Kara T, Ozcan Kara P, Baba F, Celik C, Kara Gedik G
Department of Radiology, Beyhekim Hospital, Selcuklu, Konya, Turkey.
Rev Esp Med Nucl. 2011 Nov-Dec;30(6):368-71. doi: 10.1016/j.remn.2010.10.016. Epub 2011 Mar 26.
Epithelioid trophoblastic tumor is a recently described, rare and distinctive type of gestational trophoblastic tumor. We report the case of a 31-year old patient who had a full-term pregnancy 18 months before presentation. She had a right axillary lymph node metastasis and was referred for FDG-PET/CT scan for evaluation of distant metastasis and to detect primary malignancy. The axillary lymph node biopsy revealed metastatic breast carcinoma. FDG-PET/CT revealed increased uptake of right axillary lymph node, soft tissue density lesion with a diameter of 24 mm on left cervical region with increased FDG uptake, increased uptake on cervical region and left inguinal lymph node with increased uptake. Pelvic MRI imaging and ultrasonography were negative for malignancy in cervical region. Biopsy of the lesion was consistent with epithelioid trophoblastic tumor in cervical region.
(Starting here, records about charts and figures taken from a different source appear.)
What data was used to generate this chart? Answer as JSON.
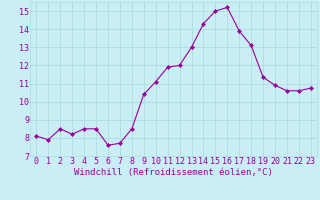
{
  "x": [
    0,
    1,
    2,
    3,
    4,
    5,
    6,
    7,
    8,
    9,
    10,
    11,
    12,
    13,
    14,
    15,
    16,
    17,
    18,
    19,
    20,
    21,
    22,
    23
  ],
  "y": [
    8.1,
    7.9,
    8.5,
    8.2,
    8.5,
    8.5,
    7.6,
    7.7,
    8.5,
    10.4,
    11.1,
    11.9,
    12.0,
    13.0,
    14.3,
    15.0,
    15.2,
    13.9,
    13.1,
    11.35,
    10.9,
    10.6,
    10.6,
    10.75
  ],
  "line_color": "#990099",
  "marker": "D",
  "marker_size": 2.0,
  "bg_color": "#c9eef5",
  "grid_color": "#aadddd",
  "xlabel": "Windchill (Refroidissement éolien,°C)",
  "xlabel_color": "#990099",
  "xlabel_fontsize": 6.5,
  "tick_fontsize": 6.0,
  "tick_color": "#990099",
  "ylim": [
    7,
    15.5
  ],
  "yticks": [
    7,
    8,
    9,
    10,
    11,
    12,
    13,
    14,
    15
  ],
  "xlim": [
    -0.5,
    23.5
  ],
  "xticks": [
    0,
    1,
    2,
    3,
    4,
    5,
    6,
    7,
    8,
    9,
    10,
    11,
    12,
    13,
    14,
    15,
    16,
    17,
    18,
    19,
    20,
    21,
    22,
    23
  ]
}
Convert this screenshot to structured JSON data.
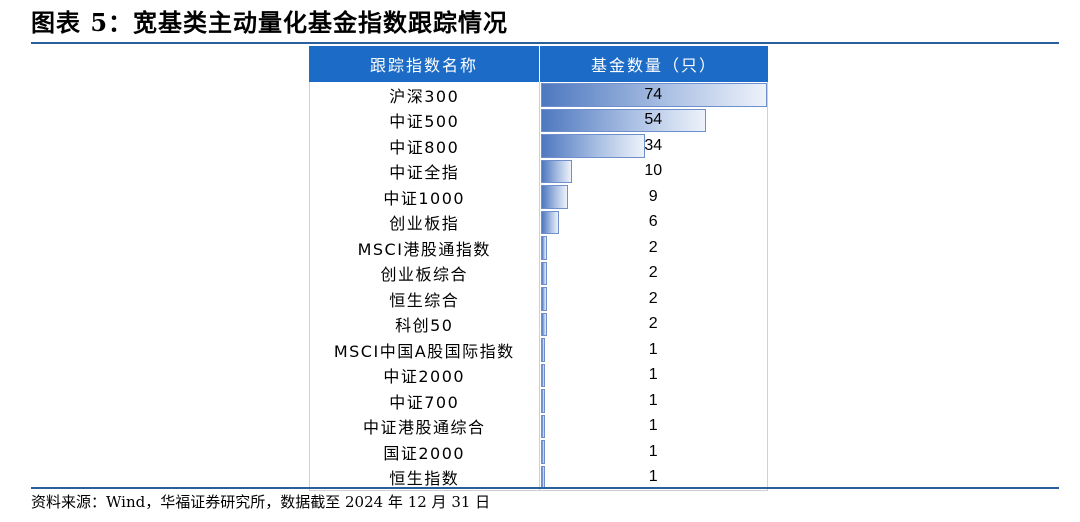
{
  "title": "图表 5：宽基类主动量化基金指数跟踪情况",
  "table": {
    "headers": [
      "跟踪指数名称",
      "基金数量（只）"
    ],
    "max_value": 74,
    "rows": [
      {
        "name": "沪深300",
        "count": 74
      },
      {
        "name": "中证500",
        "count": 54
      },
      {
        "name": "中证800",
        "count": 34
      },
      {
        "name": "中证全指",
        "count": 10
      },
      {
        "name": "中证1000",
        "count": 9
      },
      {
        "name": "创业板指",
        "count": 6
      },
      {
        "name": "MSCI港股通指数",
        "count": 2
      },
      {
        "name": "创业板综合",
        "count": 2
      },
      {
        "name": "恒生综合",
        "count": 2
      },
      {
        "name": "科创50",
        "count": 2
      },
      {
        "name": "MSCI中国A股国际指数",
        "count": 1
      },
      {
        "name": "中证2000",
        "count": 1
      },
      {
        "name": "中证700",
        "count": 1
      },
      {
        "name": "中证港股通综合",
        "count": 1
      },
      {
        "name": "国证2000",
        "count": 1
      },
      {
        "name": "恒生指数",
        "count": 1
      }
    ]
  },
  "source": "资料来源：Wind，华福证券研究所，数据截至 2024 年 12 月 31 日",
  "colors": {
    "header_bg": "#1c6bc6",
    "rule": "#2a5f9e",
    "bar_start": "#4e78bf",
    "bar_end": "#edf2fa"
  }
}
Gestational trophoblastic tumor was not suspected because she had no signs such as abnormal vaginal bleeding. FDG-PET/CT demonstrated the primary lesion in cervical region. We report a rare case of primary epithelioid trophoblastic tumor detected only with FDG-PET/CT scan which synchronized with breast carcinoma.
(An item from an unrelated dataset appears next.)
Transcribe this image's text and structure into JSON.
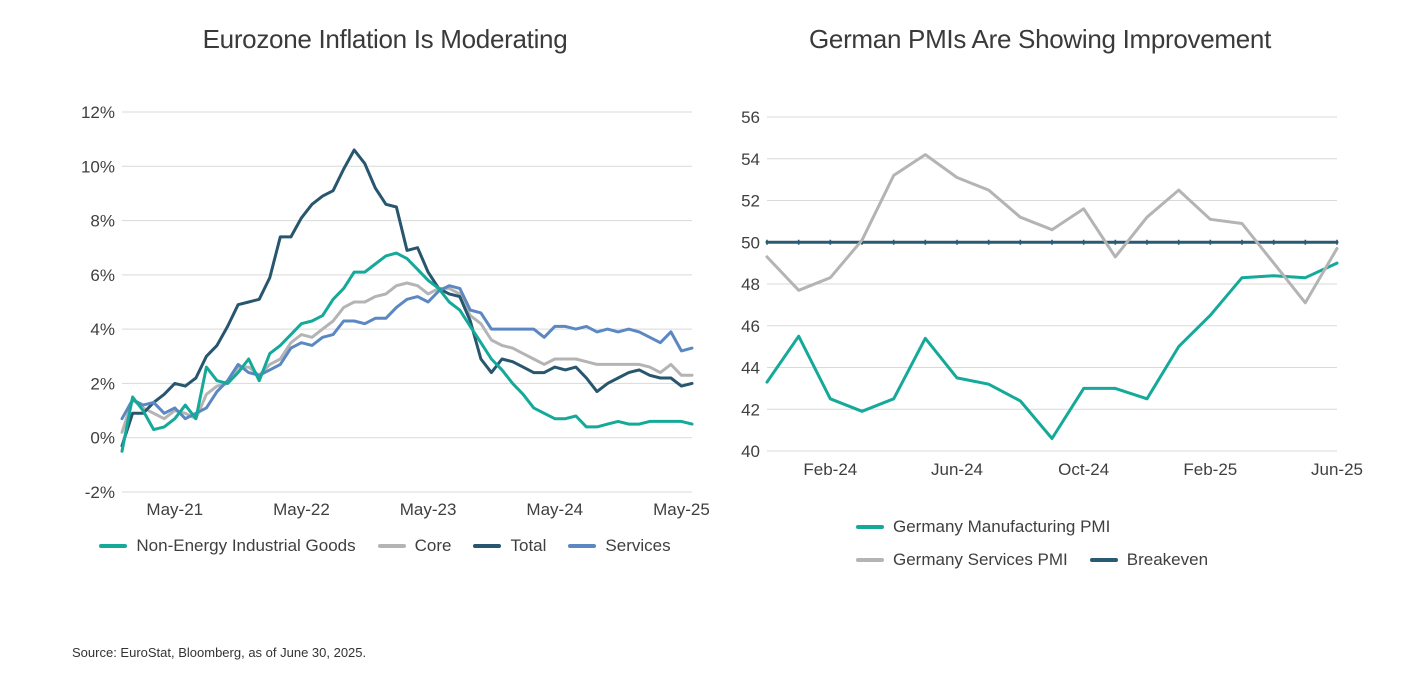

上皮样滋养细胞肿瘤是一种最近才被描述的、罕见且独特的妊娠滋养细胞肿瘤类型。我们报告一例31岁患者,其在就诊前18个月曾足月妊娠。她有右腋窝淋巴结转移,因评估远处转移及检测原发性恶性肿瘤而被转诊进行氟代脱氧葡萄糖正电子发射断层显像/计算机断层扫描(FDG-PET/CT)。腋窝淋巴结活检显示为转移性乳腺癌。FDG-PET/CT显示右腋窝淋巴结摄取增加,左颈部区域有直径24mm的软组织密度病变且FDG摄取增加,颈部区域及左腹股沟淋巴结摄取增加。盆腔磁共振成像(MRI)和超声检查显示宫颈区域无恶性病变。病变活检结果与宫颈区域的上皮样滋养细胞肿瘤相符。由于她没有异常阴道出血等症状,所以未怀疑妊娠滋养细胞肿瘤。FDG-PET/CT显示了宫颈区域的原发性病变。我们报告一例仅通过FDG-PET/CT扫描检测到的原发性上皮样滋养细胞肿瘤罕见病例,该病例与乳腺癌同时存在。